The afternoon shift was
exhausting. The Sunday shifts were maintenance shifts. We called them graveyard
shifts. Every possible machine that could break, broke. And then some. A
hydraulic hose came off its fitting and he was drenched in oil. By the time he
scrubbed himself clean, he knew he was running late to catch the 23:34 train.
Miss that and the next one would not be around for another 40 minutes. He
entered the station as the train left and he jumped into the first compartment
that he could get into and was surprised to find it almost empty. He did not
mind it and rested for the first time in the preceding nine hours. His rest did
not last long as two constables rounded him up in the next station and took him
all the way to VT railway station and then to the lovely cell that he was
presently standing in narrating to us.
His crime: He was in a ladies-only compartment!
Zeus must have been in a foul
mood that night. What are the odds, else, of law enforcement agencies targeting
two of our small group of friends, booking for acts that we had seen a countless
number of times before?
The constable on duty, fresh from
a night’s sleep, waiting for his reliever to come, told us
“He will be taken to the court at
11.00, where the judge will let him go with a fine. You pay the fine and take
him”
There was nothing else to do but
wait.
At 11.00 Ganesh was taken to
court and we waited along with other people who came to bail out their friends.
11.00 became 12.00 and 12.00
became 12.45 and we were getting restless. At this rate, none of us would make
it back to work in time for the afternoon shift.
As the judge concluded his 7th
case that morning, and when the bailiff called the 8th one as
“People of Maharashtra vs Prashant Bhosle” instead of the anticipated “People
of Maharashtra vs Ganesh Krishnasamy” we exhaled a resigned sigh and started
thinking about lunch.
Ganesh felt the cumulative amount
of injustices against him had crossed a threshold and decided to act. Indian
cinema has taught us what to do in similar situations, we have seen countless
protagonists represent themselves in courts of law, where a considerate judge
often listened and steered the wayward path of straying injustice towards the
correct path of righteousness and restored the balance in the world.
Before the said Prashant Bhosle
could take the stand, Ganesh Jumped the queue, occupied the witness stand,
raised his right hand, as if calling out his childhood chum across the sands of
Chowpatty beach, and hollered
“Your Honor! The charge against
me is unfair.
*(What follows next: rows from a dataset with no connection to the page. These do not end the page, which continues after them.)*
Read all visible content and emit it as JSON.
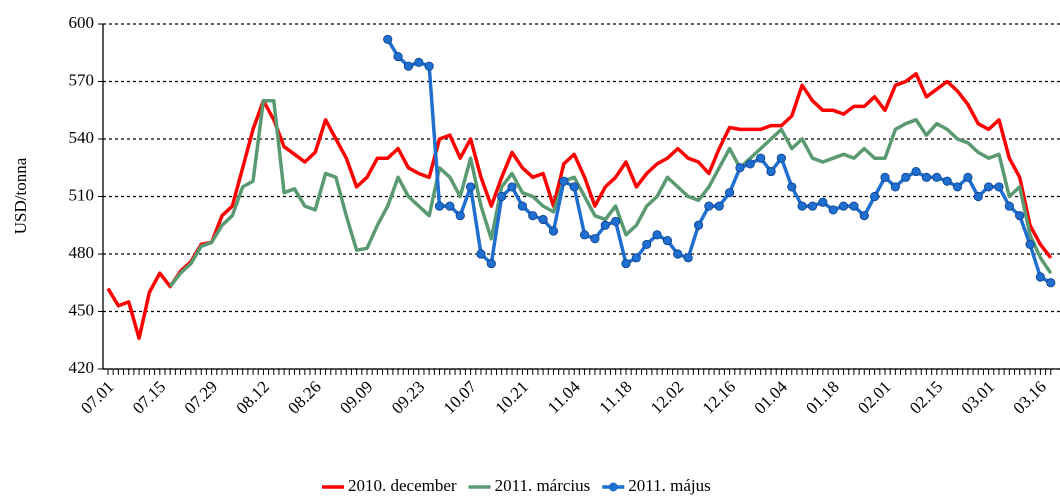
{
  "chart_data": {
    "type": "line",
    "y_label": "USD/tonna",
    "categories": [
      "07.01",
      null,
      null,
      null,
      null,
      "07.15",
      null,
      null,
      null,
      null,
      "07.29",
      null,
      null,
      null,
      null,
      "08.12",
      null,
      null,
      null,
      null,
      "08.26",
      null,
      null,
      null,
      null,
      "09.09",
      null,
      null,
      null,
      null,
      "09.23",
      null,
      null,
      null,
      null,
      "10.07",
      null,
      null,
      null,
      null,
      "10.21",
      null,
      null,
      null,
      null,
      "11.04",
      null,
      null,
      null,
      null,
      "11.18",
      null,
      null,
      null,
      null,
      "12.02",
      null,
      null,
      null,
      null,
      "12.16",
      null,
      null,
      null,
      null,
      "01.04",
      null,
      null,
      null,
      null,
      "01.18",
      null,
      null,
      null,
      null,
      "02.01",
      null,
      null,
      null,
      null,
      "02.15",
      null,
      null,
      null,
      null,
      "03.01",
      null,
      null,
      null,
      null,
      "03.16",
      null
    ],
    "series": [
      {
        "name": "2010. december",
        "color": "#ff0000",
        "values": [
          462,
          453,
          455,
          436,
          460,
          470,
          463,
          471,
          476,
          485,
          486,
          500,
          505,
          525,
          545,
          560,
          550,
          536,
          532,
          528,
          533,
          550,
          540,
          530,
          515,
          520,
          530,
          530,
          535,
          525,
          522,
          520,
          540,
          542,
          530,
          540,
          520,
          505,
          520,
          533,
          525,
          520,
          522,
          505,
          527,
          532,
          520,
          505,
          515,
          520,
          528,
          515,
          522,
          527,
          530,
          535,
          530,
          528,
          522,
          535,
          546,
          545,
          545,
          545,
          547,
          547,
          552,
          568,
          560,
          555,
          555,
          553,
          557,
          557,
          562,
          555,
          568,
          570,
          574,
          562,
          566,
          570,
          565,
          558,
          548,
          545,
          550,
          530,
          520,
          495,
          485,
          478
        ]
      },
      {
        "name": "2011. március",
        "color": "#5a9a72",
        "values": [
          null,
          null,
          null,
          null,
          null,
          null,
          463,
          470,
          475,
          484,
          486,
          495,
          500,
          515,
          518,
          560,
          560,
          512,
          514,
          505,
          503,
          522,
          520,
          500,
          482,
          483,
          495,
          505,
          520,
          510,
          505,
          500,
          525,
          520,
          510,
          530,
          505,
          488,
          515,
          522,
          512,
          510,
          505,
          502,
          518,
          520,
          510,
          500,
          498,
          505,
          490,
          495,
          505,
          510,
          520,
          515,
          510,
          508,
          515,
          525,
          535,
          525,
          530,
          535,
          540,
          545,
          535,
          540,
          530,
          528,
          530,
          532,
          530,
          535,
          530,
          530,
          545,
          548,
          550,
          542,
          548,
          545,
          540,
          538,
          533,
          530,
          532,
          510,
          515,
          490,
          478,
          470
        ]
      },
      {
        "name": "2011. május",
        "color": "#1f6fd0",
        "marker": "circle",
        "values": [
          null,
          null,
          null,
          null,
          null,
          null,
          null,
          null,
          null,
          null,
          null,
          null,
          null,
          null,
          null,
          null,
          null,
          null,
          null,
          null,
          null,
          null,
          null,
          null,
          null,
          null,
          null,
          592,
          583,
          578,
          580,
          578,
          505,
          505,
          500,
          515,
          480,
          475,
          510,
          515,
          505,
          500,
          498,
          492,
          518,
          515,
          490,
          488,
          495,
          497,
          475,
          478,
          485,
          490,
          487,
          480,
          478,
          495,
          505,
          505,
          512,
          525,
          527,
          530,
          523,
          530,
          515,
          505,
          505,
          507,
          503,
          505,
          505,
          500,
          510,
          520,
          515,
          520,
          523,
          520,
          520,
          518,
          515,
          520,
          510,
          515,
          515,
          505,
          500,
          485,
          468,
          465
        ]
      }
    ],
    "ylim": [
      420,
      600
    ],
    "yticks": [
      420,
      450,
      480,
      510,
      540,
      570,
      600
    ],
    "grid": true,
    "legend": "bottom"
  }
}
Mine was an act of omission, not one intentionally committed. The
enervation was the sole cause of my ingress into the incorrect compartment and
not out of any malicious or puerile intent. I am willing to…”
He could not complete it because the judge banged his gavel and told the constable to take him away on
“contempt of court”
The judge’s decision came because
of many reasons. He was running late for his lunch. He never liked Hindi Cinema.
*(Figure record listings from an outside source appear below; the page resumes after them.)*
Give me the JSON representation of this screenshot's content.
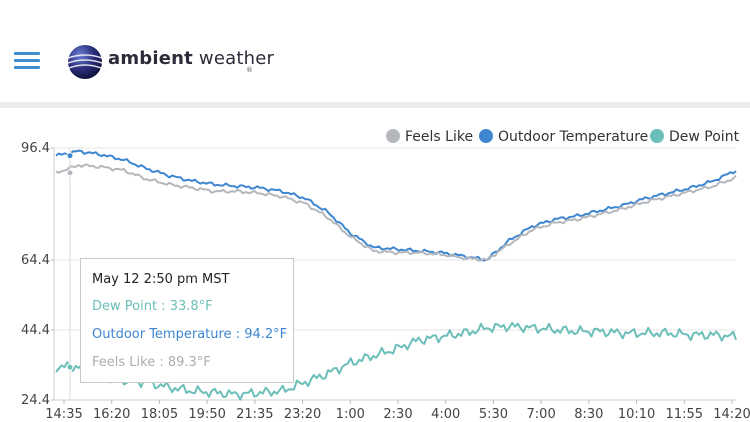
{
  "header": {
    "brand_bold": "ambient",
    "brand_light": "weather",
    "reg_mark": "®",
    "menu_icon": "hamburger-menu-icon"
  },
  "legend": [
    {
      "label": "Feels Like",
      "color": "#b4b7bc"
    },
    {
      "label": "Outdoor Temperature",
      "color": "#3e86d1"
    },
    {
      "label": "Dew Point",
      "color": "#6cbfb8"
    }
  ],
  "tooltip": {
    "date": "May 12 2:50 pm MST",
    "dew_point": "Dew Point : 33.8°F",
    "outdoor_temperature": "Outdoor Temperature : 94.2°F",
    "feels_like": "Feels Like : 89.3°F"
  },
  "chart_data": {
    "type": "line",
    "yticks": [
      "96.4",
      "64.4",
      "44.4",
      "24.4"
    ],
    "xticks": [
      "14:35",
      "16:20",
      "18:05",
      "19:50",
      "21:35",
      "23:20",
      "1:00",
      "2:30",
      "4:00",
      "5:30",
      "7:00",
      "8:30",
      "10:10",
      "11:55",
      "14:20"
    ],
    "ylim": [
      24.4,
      96.4
    ],
    "series": [
      {
        "name": "Outdoor Temperature",
        "color": "#3e86d1",
        "values": [
          94.2,
          95.5,
          94.5,
          93.0,
          90.5,
          88.5,
          87.0,
          86.0,
          85.5,
          85.0,
          84.0,
          82.0,
          78.0,
          72.0,
          68.0,
          67.5,
          67.0,
          66.5,
          65.5,
          64.4,
          70.0,
          74.0,
          76.0,
          77.0,
          78.5,
          80.0,
          82.0,
          83.5,
          85.0,
          87.0,
          90.0
        ]
      },
      {
        "name": "Feels Like",
        "color": "#b4b7bc",
        "values": [
          89.3,
          91.5,
          91.0,
          90.0,
          87.5,
          86.0,
          85.0,
          84.0,
          84.0,
          83.5,
          82.5,
          80.5,
          76.5,
          71.0,
          67.0,
          66.5,
          66.5,
          66.0,
          65.0,
          64.4,
          69.0,
          73.0,
          75.0,
          76.0,
          77.5,
          79.0,
          81.0,
          82.5,
          84.0,
          85.5,
          88.0
        ]
      },
      {
        "name": "Dew Point",
        "color": "#6cbfb8",
        "values": [
          33.8,
          34.0,
          31.0,
          30.0,
          29.5,
          28.0,
          27.0,
          26.5,
          26.0,
          26.5,
          27.0,
          29.5,
          32.0,
          35.0,
          37.0,
          39.0,
          41.5,
          42.5,
          43.5,
          45.0,
          45.5,
          45.0,
          44.5,
          44.0,
          44.0,
          43.5,
          43.5,
          43.5,
          43.0,
          43.0,
          42.5
        ]
      }
    ]
  }
}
He did not know the meaning of the words “enervation”, “ingress”, “malicious”, or “puerile”.
The words that he did not understand would have been more significant if he had
allowed Ganesh to continue. Ganesh was (and still is) our resident Shakespeare with
an awesome vocabulary.
One moment we were all looking at
a quick lunch and back to work. The next, we were left wondering what in the
hell just happened while Ganesh was escorted back to his cell.
His turn eventually came at 3 in
the afternoon. We skipped our lunch not knowing if we had enough cash to bail
him out. We were talking about multiple charges now.
A tired trio walked back to the VT
station, relieved ourselves in the designated restrooms, and boarded a compartment
that was not “ladies only”, not “First class”.
A vendor came along displaying an
unbreakable, flexible plastic comb which broke into two when he demonstrated
its flexibility leaving him red-faced.
A second vendor came with sliced
mangoes, a third with plastic pouches for passports, ID cards, and season
tickets; the stream of vendors on a Bombay local is endless but all we wanted
was just an ordinary day with no more adventures.